Claudius Ptolemaeus, also known as Ptolemy, is considered one of the greatest and most influential astronomers of the ancient world. Almost all of his observations and works were done in Alexandria, Egypt, the home of the largest library and school of the ancient world, which when found, greatly benefited scientists in decoding the ancient astronomers calculations and theories. The life of Ptolomy is vague, as is the reaction to his works at the time. His system of astronomy, which is in his book the Syntaxis, was accepted as correct until the year 1543 AD. In this system, the earth was the center of the universe, and was the axis of a huge rotating sphere, which spun. On the outer edges of the sphere were the stars, and the sun and other heavenly bodies were in between the earth and stars. Ptolomy accounted for the movement of the planets using three mathematical constructions: the eccentric, epicycle, and the equant. The eccentric construction is the only one of the three not centered on the earth. The epicycle says that the planet moves in a small circle, which in itself is moving around a bigger circle. The last of the three constructions, the equant, suggested that the center of motion on a large circle was separated from the center of the circle. The contributions of Ptolomy are numerous, and today he is known as one of the greatest astronomers and mathematicians of the ancient world.

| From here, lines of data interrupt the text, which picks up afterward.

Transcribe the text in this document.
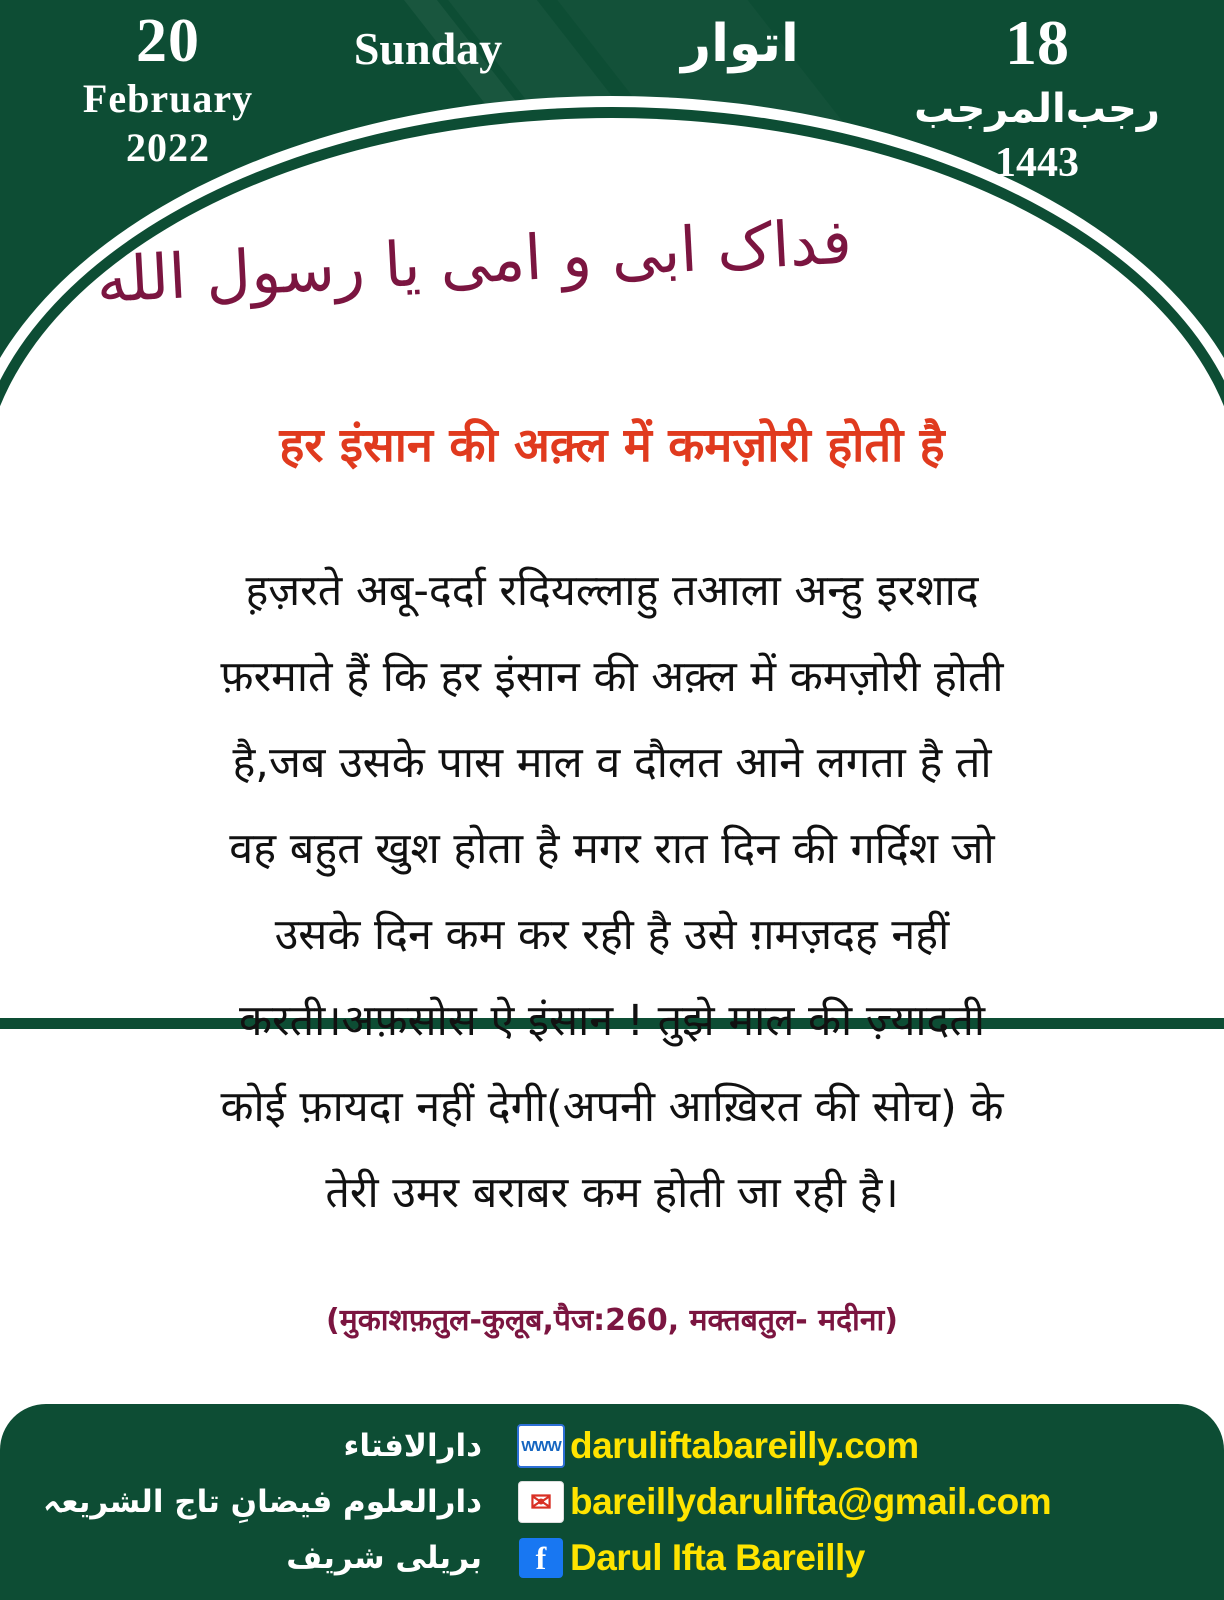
20
February
2022
Sunday	اتوار	18
رجب‌المرجب
1443
فداک ابی و امی یا رسول الله
हर इंसान की अक़्ल में कमज़ोरी होती है
ह़ज़रते अबू-दर्दा रदियल्लाहु तआला अन्हु इरशाद
फ़रमाते हैं कि हर इंसान की अक़्ल में कमज़ोरी होती
है,जब उसके पास माल व दौलत आने लगता है तो
वह बहुत खुश होता है मगर रात दिन की गर्दिश जो
उसके दिन कम कर रही है उसे ग़मज़दह नहीं
करती।अफ़सोस ऐ इंसान ! तुझे माल की ज़्यादती
कोई फ़ायदा नहीं देगी(अपनी आख़िरत की सोच) के
तेरी उमर बराबर कम होती जा रही है।
(मुकाशफ़तुल-कुलूब,पैज:260, मक्तबतुल- मदीना)
دارالافتاء
دارالعلوم فیضانِ تاج الشریعہ
بریلی شریف
WWW daruliftabareilly.com
✉ bareillydarulifta@gmail.com
f Darul Ifta Bareilly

The father of modern astronomer, Nicolaus Copernicus, was born in Poland in 1743. All that is known of his childhood is that his father died when Nicolaus was ten years old, so he was raised by his uncle. Copernicus was lucky that his uncle was a prominent Bishop and made sure that Nicolaus received a good education. He enrolled in the University of Cracow to study mathematics, astronomy, astrology, and philosophy. After completing his studies there, Copernicus traveled abroad and also enrolled in the Universities of Bologna and Padua to study both medicine and law. After his return to Poland, he was elected as canon, due greatly to his uncle’s influence, so Copernicus devoted his time to astronomy. In 1512, Copernicus began a critical study of all the proposed models of the universe and decided that the model that Ptolomy was too complicated to be possible. He then created the “Copernican system”, in which the sun was the center of the universe and all the planets were in constant orbit around it. But Copernicus deemed it necessary to include two of Ptolomy’s constructions, the epicycle and the eccentric, to explain The constant variable in the movement of the planets because he believed that all planets were in a circular orbit around the sun. Since Copernicus used two of Ptolomy’s ideas, his model was about as inaccurate. Before Nicolaus Copernicus died in 1543, he finished his book “De Revoliutionibus, which translates to “ On The Revolutions of the Heavenly Orbs.” Although unable to prove his theory, the works of Copernicus paved the way for all modern plans of the solar system.

The Danish astronomer Tycho Brahe, born in 1546, was the inventor of many important astronomical instruments. The childhood of Brahe was very traumatic, since he was kidnapped at a young age by his very wealthy uncle and together they lived in his uncle’s castle in Tostrup, Scania. His uncle financed Tycho’s education, first sending him to the University of Copenhagen for four years to study law. Brahe decided to turn to astronomy on August 21, 1560, when he witnessed a total solar eclipse, which is not totally spectacular, except for the fact that he was fascinated that astronomers could accurately predict the times of these occurrences. So, in 1562, Brahe’s uncle sent him to the University of Leipzig, where he stayed until 1565.